Namun, Irwady menambahkan masih ada persoalan terkait jasa pertambangan yang belum terselesaikan dengan terbitnya Undang-undang No.3 tahun 2020. Misalnya, soal kewajiban mengutamakan kontrakor lokal. Dalam pasal 125 ayat (3) UU No.3 tahun 2020 disebutkan “Pelaku usaha Jasa Pertambangan wajib mengutamakan penggunaan kontraktor lokal dan tenaga kerja lokal.” Selama ini, dalam aturan teknisnya unsur lokal ini dihitung berdasarkan jarak dengan lokasi tambang.

Selain soal kewajiban menggunakan kontraktor lokal, hal lainnya yang belum terpecahkan, jelas Irwandi, adalah soal sertifikasi bagi perusahaan jasa pertambangan.

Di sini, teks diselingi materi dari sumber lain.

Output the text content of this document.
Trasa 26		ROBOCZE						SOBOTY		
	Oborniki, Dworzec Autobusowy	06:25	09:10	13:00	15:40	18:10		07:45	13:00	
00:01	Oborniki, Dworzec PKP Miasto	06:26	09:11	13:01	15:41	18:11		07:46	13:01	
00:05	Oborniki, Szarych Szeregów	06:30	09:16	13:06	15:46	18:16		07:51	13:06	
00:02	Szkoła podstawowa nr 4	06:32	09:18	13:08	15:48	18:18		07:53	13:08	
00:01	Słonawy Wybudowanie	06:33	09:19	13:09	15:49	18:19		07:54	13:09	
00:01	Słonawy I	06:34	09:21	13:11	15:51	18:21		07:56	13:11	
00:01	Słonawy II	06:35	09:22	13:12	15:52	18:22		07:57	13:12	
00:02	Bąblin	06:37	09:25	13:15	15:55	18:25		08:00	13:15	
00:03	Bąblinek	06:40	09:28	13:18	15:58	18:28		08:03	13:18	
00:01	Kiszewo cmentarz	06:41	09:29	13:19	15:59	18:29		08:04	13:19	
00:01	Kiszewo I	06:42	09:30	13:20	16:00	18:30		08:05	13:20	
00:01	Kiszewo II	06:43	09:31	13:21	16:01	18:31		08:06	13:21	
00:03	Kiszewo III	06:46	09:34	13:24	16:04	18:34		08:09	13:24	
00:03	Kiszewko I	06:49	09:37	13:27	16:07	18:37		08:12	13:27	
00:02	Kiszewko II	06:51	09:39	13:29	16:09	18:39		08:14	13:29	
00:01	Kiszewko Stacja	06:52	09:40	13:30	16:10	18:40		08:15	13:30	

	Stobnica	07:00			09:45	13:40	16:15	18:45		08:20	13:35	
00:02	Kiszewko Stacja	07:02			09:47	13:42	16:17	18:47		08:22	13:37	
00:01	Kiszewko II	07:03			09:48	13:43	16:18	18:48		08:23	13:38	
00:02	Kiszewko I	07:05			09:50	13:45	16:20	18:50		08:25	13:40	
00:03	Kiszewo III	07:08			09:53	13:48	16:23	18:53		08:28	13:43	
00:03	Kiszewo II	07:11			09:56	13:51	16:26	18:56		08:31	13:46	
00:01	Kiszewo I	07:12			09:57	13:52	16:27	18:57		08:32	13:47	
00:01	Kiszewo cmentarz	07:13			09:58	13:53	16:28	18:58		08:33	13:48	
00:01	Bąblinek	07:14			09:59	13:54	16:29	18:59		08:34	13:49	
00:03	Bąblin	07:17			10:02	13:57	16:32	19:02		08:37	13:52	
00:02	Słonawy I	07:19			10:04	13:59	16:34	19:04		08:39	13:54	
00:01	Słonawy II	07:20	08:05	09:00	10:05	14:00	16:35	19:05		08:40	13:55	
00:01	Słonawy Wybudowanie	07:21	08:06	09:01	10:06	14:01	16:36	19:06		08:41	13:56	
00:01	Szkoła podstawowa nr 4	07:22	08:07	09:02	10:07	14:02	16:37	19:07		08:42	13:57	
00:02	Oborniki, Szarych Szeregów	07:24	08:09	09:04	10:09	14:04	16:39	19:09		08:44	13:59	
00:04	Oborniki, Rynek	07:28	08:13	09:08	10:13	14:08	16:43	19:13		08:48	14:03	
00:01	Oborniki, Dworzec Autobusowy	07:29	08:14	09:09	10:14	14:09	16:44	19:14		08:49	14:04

Menurutnya, dulu ada Peraturan Menteri ESDM yang mewajibkan untuk melakukan sertifikasi dari izin usaha pertambangan dimana kemudian Aspindo membentuk tim. Namun, jelasnya belakangan ada lagi Permen ESDM yang membatalkan sertifikasi ini.

“Di dalam Undang-udang yang baru maupun di dalam rancangan PP (pelaksanaan UU No.3/2020)  sertifikasi itu tidak ada untuk di izin usaha pertambangan secara nasional. Tetapi apakah di atur selanjutnya, saya juga belum tahu. Ini juga menjadi pembicaraan di kalangan semua perusahaan kontraktor mengenai sertifikasi ini,” kata Irwandi lagi.

Terlepas dari dua persoalan yang belum terpecahan itu, masih ada kabar baik lainnya bagi pelaku usaha Jasa Pertambangan. Jatmiko mengatakan pemerintah bakal memperhitungkan penggunaan jasa pertambangan dalam negeri sebagai bagian dari komponen TKDN.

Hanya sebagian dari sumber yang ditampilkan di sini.